With this example, I don't mind it. A little RNG. I've played a lot of Rogue-likes that take this approach. Often if something I know is "difficult" to learn, I'll simply hold onto it until I'm confident I can learn it as a 100% chance. Yep, even if you don't display the "chance". One of my favorites was a game called "ADOM" (Ancient Domains of Mystery). It had tomes where you could read them and learn the spell "Wish". You could fail quite a lot at learning it. To the point that the book turns into ashes without you learning anything (every failed attempt makes a roll on what happens... sometimes the book is fine... sometimes it turns to dust... sometimes you get a random cast of the spell... and... other things). I simply went out of my way to maximize my chances of learning the spell. I held onto it until my Literacy was maxed out. I held onto it until I had enough stat points into Magic to comprehend it properly. I held onto it until I had enough food and privacy to sit down and read the tome for over 24 hours straight without interruption (if you were interrupted, you had to start all over... being hungry could interrupt you. Getting attacked could interrupt you. Your Deity talking to you could interrupt you.).
Though, you're going to have to expect a lot of savescumming with such a system. Something I do to games that aren't Rogue-likes. Oh, I have a 1% chance to pick this lock? Well, let me reload until I nail that 1% chance.
If the player really wants something, they'll reload to get it.

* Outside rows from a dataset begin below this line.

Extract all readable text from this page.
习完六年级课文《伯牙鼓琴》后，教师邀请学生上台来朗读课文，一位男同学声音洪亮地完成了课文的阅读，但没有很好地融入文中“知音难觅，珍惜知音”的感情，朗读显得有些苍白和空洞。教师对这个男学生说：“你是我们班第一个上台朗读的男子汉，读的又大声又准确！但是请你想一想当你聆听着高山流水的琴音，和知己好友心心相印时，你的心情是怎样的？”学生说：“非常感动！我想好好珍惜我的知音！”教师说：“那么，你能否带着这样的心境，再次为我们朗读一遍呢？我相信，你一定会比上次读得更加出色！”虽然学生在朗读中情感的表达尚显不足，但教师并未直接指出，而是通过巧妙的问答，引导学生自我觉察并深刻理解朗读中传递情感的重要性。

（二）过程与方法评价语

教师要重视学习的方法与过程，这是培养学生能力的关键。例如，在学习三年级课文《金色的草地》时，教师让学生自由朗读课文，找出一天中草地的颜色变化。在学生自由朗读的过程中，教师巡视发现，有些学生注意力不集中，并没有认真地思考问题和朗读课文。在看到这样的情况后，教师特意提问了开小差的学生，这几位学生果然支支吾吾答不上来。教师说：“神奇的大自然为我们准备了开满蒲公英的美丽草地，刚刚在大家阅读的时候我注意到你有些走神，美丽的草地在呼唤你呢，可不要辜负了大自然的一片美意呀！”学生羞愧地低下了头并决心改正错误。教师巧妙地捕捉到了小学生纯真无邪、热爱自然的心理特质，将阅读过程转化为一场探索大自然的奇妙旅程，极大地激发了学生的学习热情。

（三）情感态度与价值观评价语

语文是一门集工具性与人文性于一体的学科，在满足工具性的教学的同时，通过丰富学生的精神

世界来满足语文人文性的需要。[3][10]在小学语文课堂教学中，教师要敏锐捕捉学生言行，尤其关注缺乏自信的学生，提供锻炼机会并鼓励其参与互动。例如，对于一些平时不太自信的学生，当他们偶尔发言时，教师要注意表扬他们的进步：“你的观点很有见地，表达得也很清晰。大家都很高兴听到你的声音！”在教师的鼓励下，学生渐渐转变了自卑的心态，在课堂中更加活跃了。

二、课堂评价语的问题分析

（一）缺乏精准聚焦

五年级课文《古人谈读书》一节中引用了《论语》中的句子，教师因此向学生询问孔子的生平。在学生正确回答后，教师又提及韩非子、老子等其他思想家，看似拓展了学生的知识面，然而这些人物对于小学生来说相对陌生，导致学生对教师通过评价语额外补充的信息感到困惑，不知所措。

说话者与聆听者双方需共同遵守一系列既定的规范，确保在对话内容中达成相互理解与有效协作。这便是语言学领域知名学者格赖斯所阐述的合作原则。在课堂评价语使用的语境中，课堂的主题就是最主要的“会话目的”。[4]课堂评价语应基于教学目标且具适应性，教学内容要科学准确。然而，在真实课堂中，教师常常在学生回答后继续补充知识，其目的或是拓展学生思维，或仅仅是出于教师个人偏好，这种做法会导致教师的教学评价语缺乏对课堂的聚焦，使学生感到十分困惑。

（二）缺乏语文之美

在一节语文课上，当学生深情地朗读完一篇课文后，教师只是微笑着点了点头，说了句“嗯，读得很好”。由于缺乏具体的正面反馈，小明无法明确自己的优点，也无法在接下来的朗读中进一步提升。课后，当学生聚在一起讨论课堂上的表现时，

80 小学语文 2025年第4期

Now, what I did for the "simulated chance" is in my "Thievery" and "Pillaging" systems. Basically, your stats for particular characters determine "how good" of loot you get. With "Thievery", there are 5 loot items. Even if your stats are extremely low, you get something. The player never knows the threshold for what items appear with which stats. With "Pillage", there are 3 loot items. Again, the player never knows the threshold for these items. The player is given a small "buff" roll to their attempt in hopes that it "pushes them over to the next tier", but it's not guaranteed and is based on the difficulty of the chest. There are 5 tiers of difficulty for these chests. The "easiest" will make a random roll from 1-10 points. The "hardest" will make a random roll from 0-2. The player never knows what they rolled. They aren't even aware they're getting this slight bonus. There is no changed dialogue for an indicator of "how good" of items you got from the chest. As far as you know, as the player, this chest always contains exactly 5 Hyper Potions. You may never know that you just barely passed over rolling the Sword of Infinite Destruction.
Which brings me to the other thing I've done with this "simulation" system. Higher numbers aren't always best. Sometimes, the "median" number will hold the best loot. This means that an underpowered player may get a boon, while a super powerful player might get something more in line with keeping them at their current power level.

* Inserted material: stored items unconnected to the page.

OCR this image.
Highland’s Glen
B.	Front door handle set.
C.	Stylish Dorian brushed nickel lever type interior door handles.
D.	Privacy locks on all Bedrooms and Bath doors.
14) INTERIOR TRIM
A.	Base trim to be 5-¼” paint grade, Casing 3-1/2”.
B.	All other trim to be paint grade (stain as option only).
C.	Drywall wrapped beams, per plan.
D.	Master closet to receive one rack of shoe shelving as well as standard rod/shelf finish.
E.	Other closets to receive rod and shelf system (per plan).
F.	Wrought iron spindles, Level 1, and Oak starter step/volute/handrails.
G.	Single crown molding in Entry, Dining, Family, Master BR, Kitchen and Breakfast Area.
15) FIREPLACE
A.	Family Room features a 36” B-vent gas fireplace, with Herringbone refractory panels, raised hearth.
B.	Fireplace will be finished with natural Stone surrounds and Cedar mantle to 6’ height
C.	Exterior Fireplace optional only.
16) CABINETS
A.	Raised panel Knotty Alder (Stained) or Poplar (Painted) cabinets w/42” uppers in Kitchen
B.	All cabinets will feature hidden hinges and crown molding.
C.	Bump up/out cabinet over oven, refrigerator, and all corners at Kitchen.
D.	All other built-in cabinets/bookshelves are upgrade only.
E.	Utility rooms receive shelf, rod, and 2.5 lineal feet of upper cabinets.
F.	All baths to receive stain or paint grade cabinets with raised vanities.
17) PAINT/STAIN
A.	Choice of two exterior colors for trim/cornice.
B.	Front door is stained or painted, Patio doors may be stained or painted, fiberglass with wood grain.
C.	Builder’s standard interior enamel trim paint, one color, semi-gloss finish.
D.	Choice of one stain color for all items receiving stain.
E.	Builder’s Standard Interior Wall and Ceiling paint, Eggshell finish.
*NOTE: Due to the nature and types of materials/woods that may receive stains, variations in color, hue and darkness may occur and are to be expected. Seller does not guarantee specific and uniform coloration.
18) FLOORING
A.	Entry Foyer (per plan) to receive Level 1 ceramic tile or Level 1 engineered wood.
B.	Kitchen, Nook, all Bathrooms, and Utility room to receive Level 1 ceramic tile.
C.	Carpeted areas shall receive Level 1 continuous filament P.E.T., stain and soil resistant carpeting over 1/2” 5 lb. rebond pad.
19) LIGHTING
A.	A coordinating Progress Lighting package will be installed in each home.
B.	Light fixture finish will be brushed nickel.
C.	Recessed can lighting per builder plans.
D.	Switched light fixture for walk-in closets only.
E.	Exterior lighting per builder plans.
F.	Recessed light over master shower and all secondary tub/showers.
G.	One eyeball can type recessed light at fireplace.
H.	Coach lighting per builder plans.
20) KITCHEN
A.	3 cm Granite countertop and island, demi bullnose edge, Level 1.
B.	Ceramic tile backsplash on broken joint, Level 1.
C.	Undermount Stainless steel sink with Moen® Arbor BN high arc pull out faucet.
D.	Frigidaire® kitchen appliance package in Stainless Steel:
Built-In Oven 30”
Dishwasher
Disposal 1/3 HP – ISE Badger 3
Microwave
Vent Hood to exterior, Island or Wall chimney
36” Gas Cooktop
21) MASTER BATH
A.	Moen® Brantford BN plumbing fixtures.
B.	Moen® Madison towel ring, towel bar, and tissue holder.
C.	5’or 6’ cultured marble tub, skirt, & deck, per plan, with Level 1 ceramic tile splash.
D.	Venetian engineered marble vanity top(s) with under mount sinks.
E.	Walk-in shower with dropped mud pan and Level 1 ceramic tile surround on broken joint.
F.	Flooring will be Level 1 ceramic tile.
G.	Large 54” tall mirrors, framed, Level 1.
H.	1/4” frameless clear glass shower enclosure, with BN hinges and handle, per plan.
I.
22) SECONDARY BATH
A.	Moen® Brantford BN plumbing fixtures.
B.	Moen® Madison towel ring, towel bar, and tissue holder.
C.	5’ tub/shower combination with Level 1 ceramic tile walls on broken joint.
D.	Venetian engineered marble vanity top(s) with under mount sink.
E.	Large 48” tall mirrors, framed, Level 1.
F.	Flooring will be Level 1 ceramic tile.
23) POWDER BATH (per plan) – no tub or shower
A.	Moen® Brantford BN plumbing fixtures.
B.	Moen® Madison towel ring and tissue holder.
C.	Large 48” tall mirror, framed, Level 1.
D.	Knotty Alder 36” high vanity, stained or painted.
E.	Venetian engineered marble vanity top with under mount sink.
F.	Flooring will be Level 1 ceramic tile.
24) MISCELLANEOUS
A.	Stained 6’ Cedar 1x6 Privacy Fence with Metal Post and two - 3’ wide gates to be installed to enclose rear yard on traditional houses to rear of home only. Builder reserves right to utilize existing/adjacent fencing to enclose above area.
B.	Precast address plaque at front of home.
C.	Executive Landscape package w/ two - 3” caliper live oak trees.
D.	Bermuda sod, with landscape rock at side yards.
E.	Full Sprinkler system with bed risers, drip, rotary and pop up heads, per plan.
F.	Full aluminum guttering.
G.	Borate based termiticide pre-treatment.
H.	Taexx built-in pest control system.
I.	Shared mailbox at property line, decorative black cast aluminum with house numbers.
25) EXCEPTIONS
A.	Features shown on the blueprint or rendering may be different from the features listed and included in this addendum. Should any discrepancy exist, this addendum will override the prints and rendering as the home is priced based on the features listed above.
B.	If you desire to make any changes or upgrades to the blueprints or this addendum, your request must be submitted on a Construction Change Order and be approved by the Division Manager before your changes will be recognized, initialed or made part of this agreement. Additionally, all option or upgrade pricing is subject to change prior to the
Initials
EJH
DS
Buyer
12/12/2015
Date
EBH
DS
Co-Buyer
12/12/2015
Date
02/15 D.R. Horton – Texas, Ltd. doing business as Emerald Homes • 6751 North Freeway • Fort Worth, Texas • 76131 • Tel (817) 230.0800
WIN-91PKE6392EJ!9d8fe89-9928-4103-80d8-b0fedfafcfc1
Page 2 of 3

But, again, they'll never know. There is no "Failure" state. They might deduce that the chests have more than one reward based on the flavor text for its difficulty... They might deduce that there has to be some kind of determining factor for what they get when they 100% succeed on every Thievery or Pillaging check. But, how many rewards? Which is the best one?

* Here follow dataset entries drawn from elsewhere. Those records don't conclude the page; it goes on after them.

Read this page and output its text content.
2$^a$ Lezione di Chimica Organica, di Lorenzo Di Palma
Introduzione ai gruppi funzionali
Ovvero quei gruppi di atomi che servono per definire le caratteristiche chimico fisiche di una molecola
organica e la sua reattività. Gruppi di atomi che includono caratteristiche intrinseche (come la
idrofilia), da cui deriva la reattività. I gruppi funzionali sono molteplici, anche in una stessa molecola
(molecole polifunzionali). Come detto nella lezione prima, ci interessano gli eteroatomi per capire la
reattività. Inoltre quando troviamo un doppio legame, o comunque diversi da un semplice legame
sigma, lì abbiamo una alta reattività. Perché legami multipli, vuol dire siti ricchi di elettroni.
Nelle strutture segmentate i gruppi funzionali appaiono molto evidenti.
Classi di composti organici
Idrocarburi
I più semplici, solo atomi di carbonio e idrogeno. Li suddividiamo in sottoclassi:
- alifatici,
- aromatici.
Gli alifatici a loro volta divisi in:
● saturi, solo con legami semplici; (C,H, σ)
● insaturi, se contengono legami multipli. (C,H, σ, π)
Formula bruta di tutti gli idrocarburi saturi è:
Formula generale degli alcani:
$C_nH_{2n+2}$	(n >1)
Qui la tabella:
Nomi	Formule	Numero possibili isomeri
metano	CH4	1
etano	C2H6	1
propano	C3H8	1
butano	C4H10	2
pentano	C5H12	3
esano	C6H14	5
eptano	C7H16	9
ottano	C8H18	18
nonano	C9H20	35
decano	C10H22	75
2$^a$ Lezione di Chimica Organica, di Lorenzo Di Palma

If your "Simulation" has no "Fail State" that the player is really aware of, it's a lot more difficult for that player to decide when to "reload" and try again. I mean, they opened this chest and found 6 Elixirs! That's awesome! Surely that was the best prize! But, maybe it wasn't. Maybe there was an "Immune to every Element in the game" accessory in there they could've gotten too. But, they didn't know it was there. They have no way of knowing what was there. A bunch of reloads might even give the same result. Or, only a second option if they "roll" good enough (or bad enough). They likely won't know there were ever more than two rewards for any of these chests.
I think that's the key to doing this sort of simulation. No "Fail" state. The player is simply given something else and never told that they could've gotten something much better.